Bei seiner Ermessensentscheidung berücksichtigt der Senat, ob das Gutachten für die Verfahrensbeendigung wesentliche Bedeutung gewann. Dies bejaht der Senat insbesondere dann, wenn das Gutachten die Aufklärung des Sachverhalts objektiv gefördert hat.

So ist es hier, denn die inhaltlichen Aussagen des Gutachtens waren - neben den Ergebnissen der nachfolgenden gutachtlichen Ermittlungen - ein Grund für die Abgabe des verfahrensbeendenden Anerkenntnisses der Beklagten (vgl. die Wiedergabe der Stellungnahme des beratenden Abteilungsarztes der Beklagten im Schreiben der Beklagten vom 3. September 2008). Im Schreiben vom 2. März 2006, mit dem die Beklagte ein Anerkenntnis abgegeben hat, ist ausdrücklich ausgeführt worden, dass für die Bestimmung des Leistungsfalls (15. Oktober 2004) der Zeitpunkt der Begutachtung (durch Dr. M.) maßgebend sei.

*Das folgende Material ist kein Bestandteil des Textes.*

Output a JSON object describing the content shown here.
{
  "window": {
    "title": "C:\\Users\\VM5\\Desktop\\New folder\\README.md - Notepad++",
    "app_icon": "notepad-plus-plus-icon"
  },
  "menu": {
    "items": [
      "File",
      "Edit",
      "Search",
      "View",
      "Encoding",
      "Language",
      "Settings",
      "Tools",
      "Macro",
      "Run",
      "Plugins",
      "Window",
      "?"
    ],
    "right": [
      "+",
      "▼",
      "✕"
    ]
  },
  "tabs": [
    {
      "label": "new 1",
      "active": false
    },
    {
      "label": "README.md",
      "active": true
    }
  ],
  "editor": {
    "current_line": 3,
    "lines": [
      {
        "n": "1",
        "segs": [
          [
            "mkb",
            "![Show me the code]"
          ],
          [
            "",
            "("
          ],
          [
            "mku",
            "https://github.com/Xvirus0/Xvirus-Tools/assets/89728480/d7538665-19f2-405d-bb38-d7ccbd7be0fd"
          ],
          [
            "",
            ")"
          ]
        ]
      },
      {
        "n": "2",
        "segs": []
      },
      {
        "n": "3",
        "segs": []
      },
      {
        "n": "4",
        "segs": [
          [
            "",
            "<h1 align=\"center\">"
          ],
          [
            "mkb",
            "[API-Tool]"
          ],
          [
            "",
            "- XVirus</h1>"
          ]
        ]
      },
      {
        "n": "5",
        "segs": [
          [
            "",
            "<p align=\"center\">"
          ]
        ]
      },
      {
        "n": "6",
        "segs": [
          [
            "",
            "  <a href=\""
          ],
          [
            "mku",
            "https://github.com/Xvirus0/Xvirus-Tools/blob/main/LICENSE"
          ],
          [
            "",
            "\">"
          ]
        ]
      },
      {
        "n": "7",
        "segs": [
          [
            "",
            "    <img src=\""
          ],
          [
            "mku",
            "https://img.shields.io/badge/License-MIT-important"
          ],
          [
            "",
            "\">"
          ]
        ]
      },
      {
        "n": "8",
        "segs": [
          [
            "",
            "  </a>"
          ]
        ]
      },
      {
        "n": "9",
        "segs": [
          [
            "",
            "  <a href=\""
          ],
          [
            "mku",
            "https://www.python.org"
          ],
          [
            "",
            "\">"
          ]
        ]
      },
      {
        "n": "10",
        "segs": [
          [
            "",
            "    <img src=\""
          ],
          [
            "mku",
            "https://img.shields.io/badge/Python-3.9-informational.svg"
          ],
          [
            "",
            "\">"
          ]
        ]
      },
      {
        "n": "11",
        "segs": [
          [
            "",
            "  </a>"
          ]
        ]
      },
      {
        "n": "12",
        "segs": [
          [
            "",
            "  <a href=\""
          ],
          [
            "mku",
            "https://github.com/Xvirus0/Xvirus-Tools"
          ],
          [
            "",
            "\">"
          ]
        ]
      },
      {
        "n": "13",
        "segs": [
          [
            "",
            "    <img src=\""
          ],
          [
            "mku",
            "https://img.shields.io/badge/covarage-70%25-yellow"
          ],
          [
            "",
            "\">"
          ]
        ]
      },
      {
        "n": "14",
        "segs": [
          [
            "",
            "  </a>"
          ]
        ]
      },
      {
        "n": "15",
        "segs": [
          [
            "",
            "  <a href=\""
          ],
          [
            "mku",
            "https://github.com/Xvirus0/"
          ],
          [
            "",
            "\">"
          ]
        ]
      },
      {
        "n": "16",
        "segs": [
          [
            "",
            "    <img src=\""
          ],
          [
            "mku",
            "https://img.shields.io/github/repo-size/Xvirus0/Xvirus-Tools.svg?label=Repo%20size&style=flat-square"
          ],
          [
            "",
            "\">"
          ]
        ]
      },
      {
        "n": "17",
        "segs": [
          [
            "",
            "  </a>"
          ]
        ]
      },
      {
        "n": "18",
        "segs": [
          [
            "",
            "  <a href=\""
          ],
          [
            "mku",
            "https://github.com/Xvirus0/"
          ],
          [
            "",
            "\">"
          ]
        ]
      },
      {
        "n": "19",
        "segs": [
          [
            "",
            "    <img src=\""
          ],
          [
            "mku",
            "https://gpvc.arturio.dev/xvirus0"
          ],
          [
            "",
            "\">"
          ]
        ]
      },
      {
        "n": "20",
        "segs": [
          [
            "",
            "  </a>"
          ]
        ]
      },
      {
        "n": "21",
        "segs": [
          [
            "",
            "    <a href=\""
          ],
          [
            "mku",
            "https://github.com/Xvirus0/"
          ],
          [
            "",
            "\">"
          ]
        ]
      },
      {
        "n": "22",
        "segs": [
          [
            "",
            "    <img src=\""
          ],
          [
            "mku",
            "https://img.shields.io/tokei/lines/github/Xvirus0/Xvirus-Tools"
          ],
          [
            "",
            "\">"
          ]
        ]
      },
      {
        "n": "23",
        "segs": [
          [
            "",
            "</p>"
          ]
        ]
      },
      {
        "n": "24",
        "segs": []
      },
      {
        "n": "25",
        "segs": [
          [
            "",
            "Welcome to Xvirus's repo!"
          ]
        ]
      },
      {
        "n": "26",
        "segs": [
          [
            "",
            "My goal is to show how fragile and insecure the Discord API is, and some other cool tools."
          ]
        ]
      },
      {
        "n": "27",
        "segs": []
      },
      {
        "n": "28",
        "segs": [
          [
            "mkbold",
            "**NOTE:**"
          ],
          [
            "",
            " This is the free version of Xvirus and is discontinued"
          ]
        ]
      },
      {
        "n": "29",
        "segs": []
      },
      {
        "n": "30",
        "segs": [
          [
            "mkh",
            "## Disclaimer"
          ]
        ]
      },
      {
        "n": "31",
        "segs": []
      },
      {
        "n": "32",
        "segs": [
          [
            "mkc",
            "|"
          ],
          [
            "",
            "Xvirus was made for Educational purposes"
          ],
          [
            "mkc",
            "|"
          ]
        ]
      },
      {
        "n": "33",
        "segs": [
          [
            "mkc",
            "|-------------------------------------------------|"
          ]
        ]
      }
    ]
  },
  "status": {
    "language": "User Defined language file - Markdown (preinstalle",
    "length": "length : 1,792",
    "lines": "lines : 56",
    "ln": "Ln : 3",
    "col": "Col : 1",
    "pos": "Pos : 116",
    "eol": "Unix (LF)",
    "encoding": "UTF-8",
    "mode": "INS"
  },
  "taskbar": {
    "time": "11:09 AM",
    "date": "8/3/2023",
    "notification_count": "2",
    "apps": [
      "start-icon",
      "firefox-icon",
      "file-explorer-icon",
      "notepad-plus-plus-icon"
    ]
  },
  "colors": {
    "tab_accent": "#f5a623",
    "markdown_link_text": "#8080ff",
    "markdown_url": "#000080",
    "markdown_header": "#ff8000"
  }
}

Außergerichtliche Kosten des Beschwerdeverfahrens sind nicht zu erstatten. Dies folgt aus § 67 Abs. 1 S. 2 i. V. m. § 66 Abs. 8 Gerichtskostengesetz (GKG). Diese Vorschriften sind auf die vorliegende Fallkonstellation entsprechend anwendbar. Nach § 10 GKG darf die Tätigkeit der Gerichte in weiterem Umfang als es die Prozessordnungen oder das GKG gestatten nicht von der Zahlung der Kosten abhängig gemacht werden. Für diejenigen sozialgerichtlichen Verfahren, in denen das GKG Anwendung findet, regelt § 17 GKG eine Vorschusspflicht für Auslagen. Die Regelung in § 109 SGG gibt den Gerichten der Sozialgerichtsbarkeit ebenfalls das Recht, die Einholung des nach dieser Vorschrift beantragten Sachverständigengutachtens von der Zahlung eines Auslagenvorschusses abhängig zu machen. Beide Vorschriften - § 17 GKG für Verfahren nach § 197a SGG und § 109 SGG für Verfahren nach § 183 SGG - regeln demnach vergleichbare Sachverhalte. Während das Verfahren der Beschwerde gegen die Anordnung einer Vorauszahlung in den vom GKG erfassten Verfahren in § 67 SGG geregelt ist, gelten für Beschwerden gegen Entscheidungen auf der Grundlage des § 109 SGG die Vorschriften in §§ 172 ff SGG. Im SGG ist jedoch keine Bestimmung enthalten, die die Kostentragung im Fall einer erfolgreichen Beschwerde bei der Entscheidung über die Anordnung des Kostenvorschusses oder die Übernahme der Kosten auf die Staatskasse regelt. Die Bestimmung des § 193 SGG ist nicht anwendbar, da das Verfahren, in dem zu entscheiden ist, ob die Kosten der Begutachtung auf die Staatskasse übernommen werden, kein Prozessverfahren, sondern ein parteieinseitiges Verfahren des Kostenrechts ist, in dem sich - wie bei der Prozesskostenhilfe (vgl. hierzu BGH, Urteil vom 15. November 1983, NJW 1984, 740) - als Beteiligter nur der Antragsteller und das Gericht als Bewilligungsstelle gegenüberstehen. Daher ist es geboten, die Gesetzeslücke durch eine analoge Anwendung von § 67 Abs. 1 S. i. V. m. § 66 Abs. 8 GKG zu schließen. Diese Vorschriften sind sachnäher als § 46 Abs. 1 des Gesetzes über Ordnungswidrigkeiten i.V.m. § 467 der Strafprozessordnung, bei deren analoger Heranziehung man zu einer Erstattungspflicht der Staatskasse käme (so aber LSG Baden-Württemberg, Beschluss vom 30. Juli 2008, L 10 U 3522/08 KO-B).

Diese Entscheidung kann nicht mit der Beschwerde zum Bundessozialgericht angefochten werden (§ 177 SGG).